Artificial intelligent assistant

subdued

subdued, ppl. a.
  (səbˈdjuːd)
  [f. prec. + -ed1.]
  1. Reduced to subjection, subjugated, overcome. Also absol.

1604 Shakes. Oth. v. ii. 348 One, whose subdu'd Eyes,..Drops teares as fast as the Arabian Trees Their Medicinable gumme. 1615 G. Sandys Trav. 48 Strengthened both against forraine invasions and revolts of the subdued. 1660 Milton Dr. Griffith's Serm. Wks. 1851 V. 397 [It] will in all probability subject the Subduers to the Subdu'd. 1812 Crabbe Tales xviii. 68 She had a mild, subdued, expiring look. 1837 Carlyle Fr. Rev. iii. iv. v, Lyons contains in it subdued Jacobins; dominant Girondins. 1890 ‘R. Boldrewood’ Col. Reformer (1891) 202 A subdued, bronzed, resolved-looking man.

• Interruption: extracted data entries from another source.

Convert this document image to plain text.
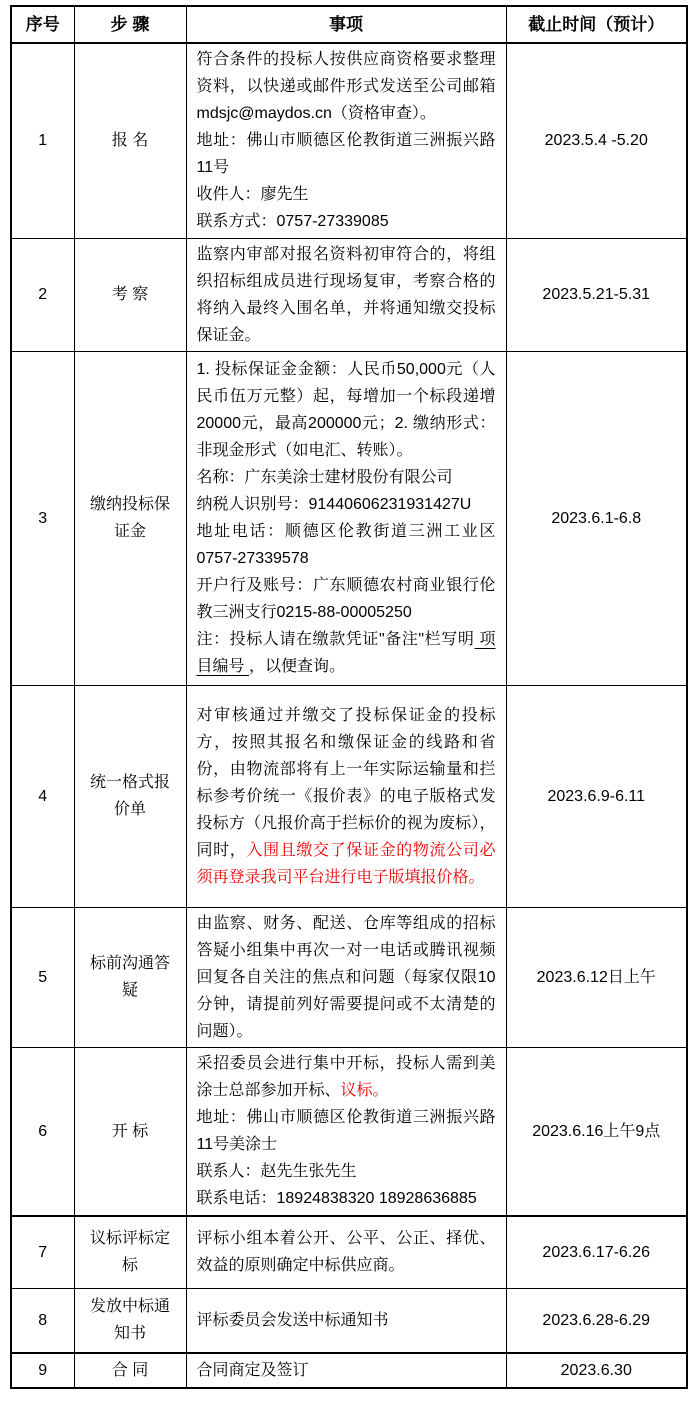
序号	步 骤	事项	截止时间（预计）
1	报 名	符合条件的投标人按供应商资格要求整理资料，以快递或邮件形式发送至公司邮箱mdsjc@maydos.cn（资格审查）。

地址：佛山市顺德区伦教街道三洲振兴路11号

收件人：廖先生

联系方式：0757-27339085	2023.5.4 -5.20
2	考 察	监察内审部对报名资料初审符合的，将组织招标组成员进行现场复审，考察合格的将纳入最终入围名单，并将通知缴交投标保证金。	2023.5.21-5.31
3	缴纳投标保证金	

1. 投标保证金金额：人民币50,000元（人民币伍万元整）起，每增加一个标段递增20000元，最高200000元；2. 缴纳形式：非现金形式（如电汇、转账）。

名称：广东美涂士建材股份有限公司

纳税人识别号：91440606231931427U

地址电话：顺德区伦教街道三洲工业区0757-27339578

开户行及账号：广东顺德农村商业银行伦教三洲支行0215-88-00005250

注：投标人请在缴款凭证"备注"栏写明 项目编号 ，以便查询。

	2023.6.1-6.8
4	统一格式报价单	对审核通过并缴交了投标保证金的投标方，按照其报名和缴保证金的线路和省份，由物流部将有上一年实际运输量和拦标参考价统一《报价表》的电子版格式发投标方（凡报价高于拦标价的视为废标），同时，入围且缴交了保证金的物流公司必须再登录我司平台进行电子版填报价格。	2023.6.9-6.11
5	标前沟通答疑	由监察、财务、配送、仓库等组成的招标答疑小组集中再次一对一电话或腾讯视频回复各自关注的焦点和问题（每家仅限10分钟，请提前列好需要提问或不太清楚的问题）。	2023.6.12日上午
6	开 标	采招委员会进行集中开标，投标人需到美涂士总部参加开标、议标。

地址：佛山市顺德区伦教街道三洲振兴路11号美涂士

联系人：赵先生张先生

联系电话：18924838320 18928636885	2023.6.16上午9点
7	议标评标定标	评标小组本着公开、公平、公正、择优、效益的原则确定中标供应商。	2023.6.17-6.26
8	发放中标通知书	评标委员会发送中标通知书	2023.6.28-6.29
9	合 同	合同商定及签订	2023.6.30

  2. Reduced in intensity, strength, force, or vividness; moderated; toned down.

1822 [implied in subduedness]. 1835 Lytton Rienzi iv. i, Censers of gold..steamed with the odours of Araby, yet so subdued as not to deaden the healthier scent of flowers. 1847 C. Brontë J. Eyre viii, My language was more subdued than it generally was when it developed that sad theme. Ibid. xiv, The subdued chat of Adèle. 1849 Ruskin Sev. Lamps iii. §17. 83 Many of the noblest forms are of subdued curvature. 1861 F. Nightingale Nursing 59 There are acute cases (particularly a few eye cases..), where a subdued light is necessary. 1877 Huxley Physiogr. 203 The effects of subterranean heat in the locality may still manifest themselves in a subdued form. 1912 Times 19 Dec. 20/3 (Stock Exchange), There was a more subdued tone.

  Hence subˈduedly adv., with subdued sound, light, colour, etc.; subˈduedness, the condition of being subdued.

1822 Coleridge Lett. (1895) 718 In his freest..passages there is a subduedness, a self-checking timidity in his colouring. 1852 Robertson Serm. Ser. iv. xxxix. (1863) 294 Meekness and subduedness before God. 1858 G. Gilfillan Life Sir T. Wyatt W.'s Poet. Wks. p. xv, Homely natural feeling of the poetical and the subduedly sensuous. 1891 Kipling Light that Failed xiii, Maisie was crying more subduedly.